Le 28 février 2026, une agression militaire dirigée contre un pays souverain, l’Iran, a été déclenchée par les États-Unis et Israël, sans que celle-ci soit justifiée, ni par un mandat de l’ONU, ni même par une quelconque attaque iranienne contre leur territoire ou leurs intérêts.
Le 3 janvier dernier, c’était un autre pays souverain, le Vénézuela, qui avait été également agressé militairement par le gouvernement de Trump. À cette occasion, nous avions écrit que cet acte constituait une rupture violente dans le contexte de crise structurelle de la société capitaliste mondialisée et que cette rupture exprimait sans équivoque la volonté des oligarchies économiques étatsuniennes d’accéder unilatéralement et sans aucune régulation aux ressources naturelles et asservir politiquement, économiquement, culturellement et militairement les peuples.
Cette nouvelle agression ne vise effectivement pas à ‘libérer’ le peuple iranien de l’oppression d’un régime théocratique criminel, mais à s’assurer à bon compte, du fait de l’asymétrie des forces en présence, une pseudo-stabilité régionale en éliminant de la scène un État qui conteste depuis 1979 l’hégémonie occidentale au Proche-Orient.
Pour autant, face au péril géopolitique majeur et inoui que représente le choix assumé par Trump de la coercition, tant militaire que financière, qu’ont fait les dirigeant-e-s des nations dites démocratiques ? Concrètement et en dehors de quelques gouvernements, comme celui d’Espagne, ils et elles n’ont rien fait, quand ils et elles ne se sont pas rangé-e-s à l’avis et aux désiderata de Trump.
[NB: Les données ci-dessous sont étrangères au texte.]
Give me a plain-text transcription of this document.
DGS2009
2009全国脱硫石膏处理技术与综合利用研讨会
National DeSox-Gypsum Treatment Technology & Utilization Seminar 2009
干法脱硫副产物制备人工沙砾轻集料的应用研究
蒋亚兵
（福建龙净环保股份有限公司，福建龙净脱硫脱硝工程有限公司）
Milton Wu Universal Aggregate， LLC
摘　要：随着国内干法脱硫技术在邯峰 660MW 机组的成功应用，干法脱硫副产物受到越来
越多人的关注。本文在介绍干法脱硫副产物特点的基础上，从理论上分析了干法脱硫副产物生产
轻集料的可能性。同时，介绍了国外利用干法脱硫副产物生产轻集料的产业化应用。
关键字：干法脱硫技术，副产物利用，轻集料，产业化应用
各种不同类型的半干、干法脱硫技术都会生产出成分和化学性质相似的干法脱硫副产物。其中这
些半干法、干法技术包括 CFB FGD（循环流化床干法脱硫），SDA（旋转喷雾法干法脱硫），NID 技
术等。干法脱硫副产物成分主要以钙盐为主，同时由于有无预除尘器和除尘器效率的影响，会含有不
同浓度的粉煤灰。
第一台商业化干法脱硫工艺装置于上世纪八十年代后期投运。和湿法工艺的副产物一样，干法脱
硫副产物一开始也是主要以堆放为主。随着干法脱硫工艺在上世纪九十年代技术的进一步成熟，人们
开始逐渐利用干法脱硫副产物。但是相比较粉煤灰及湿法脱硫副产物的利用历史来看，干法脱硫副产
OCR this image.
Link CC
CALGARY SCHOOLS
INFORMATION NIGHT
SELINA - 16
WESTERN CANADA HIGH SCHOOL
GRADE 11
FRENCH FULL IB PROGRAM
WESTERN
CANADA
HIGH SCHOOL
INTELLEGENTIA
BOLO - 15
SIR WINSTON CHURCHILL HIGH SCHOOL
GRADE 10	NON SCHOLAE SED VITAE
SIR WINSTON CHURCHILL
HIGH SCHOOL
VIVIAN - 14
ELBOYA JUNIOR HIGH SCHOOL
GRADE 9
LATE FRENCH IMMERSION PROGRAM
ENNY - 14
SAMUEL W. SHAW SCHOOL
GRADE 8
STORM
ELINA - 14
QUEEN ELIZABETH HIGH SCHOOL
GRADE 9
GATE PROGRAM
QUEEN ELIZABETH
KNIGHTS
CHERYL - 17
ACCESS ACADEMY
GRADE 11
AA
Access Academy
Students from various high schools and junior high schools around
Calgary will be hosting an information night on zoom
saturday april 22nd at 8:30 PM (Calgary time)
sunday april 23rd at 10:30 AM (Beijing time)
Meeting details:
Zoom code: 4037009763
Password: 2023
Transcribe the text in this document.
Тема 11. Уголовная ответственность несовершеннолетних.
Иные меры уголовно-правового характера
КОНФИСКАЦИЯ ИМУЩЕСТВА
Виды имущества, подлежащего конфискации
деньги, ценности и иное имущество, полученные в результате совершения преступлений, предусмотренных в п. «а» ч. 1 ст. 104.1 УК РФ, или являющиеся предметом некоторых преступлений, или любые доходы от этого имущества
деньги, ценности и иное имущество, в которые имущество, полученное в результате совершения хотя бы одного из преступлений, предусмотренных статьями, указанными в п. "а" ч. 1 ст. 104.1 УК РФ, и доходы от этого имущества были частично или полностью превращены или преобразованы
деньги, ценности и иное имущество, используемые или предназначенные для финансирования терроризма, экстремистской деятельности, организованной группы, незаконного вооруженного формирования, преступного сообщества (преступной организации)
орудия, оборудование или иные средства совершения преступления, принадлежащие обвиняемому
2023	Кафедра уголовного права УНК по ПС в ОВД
Aurait-il donc été tétanisé-e-s ou sidéré-e-s par le comportement apparemment erratique de ce dernier ?
Une non-réponse qui dévoile un objectif commun : austérité et répression
Ne nous leurrons pas, la grande majorité des dirigeant-e-s européens ne compte pas s’opposer au projet trumpiste, car ils et elles appartiennent aux mêmes cercles de connaissances et partagent la même orientation (radicalisation) idéologique. Ainsi, si la remise en cause du rôle des États-Unis au sein de l’OTAN et la volonté d’annexion du Groenland a pu les perturber, ces déclarations leur ont permis de doubler et ‘sanctuariser’ les budgets bénéficiant au complexe militaro-industriel. De même si l’imposition de nouvelles taxes douanières a pu paraître les déstabiliser, celle-ci sert en fait leur politique budgétaire austéritaire, leurs mesures de dérégulation économique et financière et leur détricotage des politiques environnementales.
Parallèlement, les politiques de répression et d’invisibilisation des oppositions politique, sociale et intellectuelle, mises en œuvre aux États-Unis, ont déjà été ou sont désormais adaptées aux contextes nationaux en Europe et ne se limitent pas aux gouvernements illibéraux hongrois ou italiens. De la Grande-Bretagne, où un mouvement pro-palestinien a été déclaré organisation terroriste, à la France où une tragédie est instrumentalisée pour déligitimer le principal parti d’opposition. Et partout ailleurs où les restrictions aux libertés d’expression, d’information et de manifestation sont désormais monnaie courante, les dirigeants appliquent les mêmes politiques.
Ils et elles pensent concrètement que c’est le moment, par la vassalisation reconduite et assumée de leurs nations, d’assurer à la fois leur maintien au pouvoir et celui de l’hégémonie de leur classe. Quitte à abandonner les oripeaux d’une démocratie représentative devenue de plus en plus illusoire et contestée et de se parer des habits neufs d’un autoritarisme ‘new tech’, troquant la servitude volontaire de la population pour la coercition.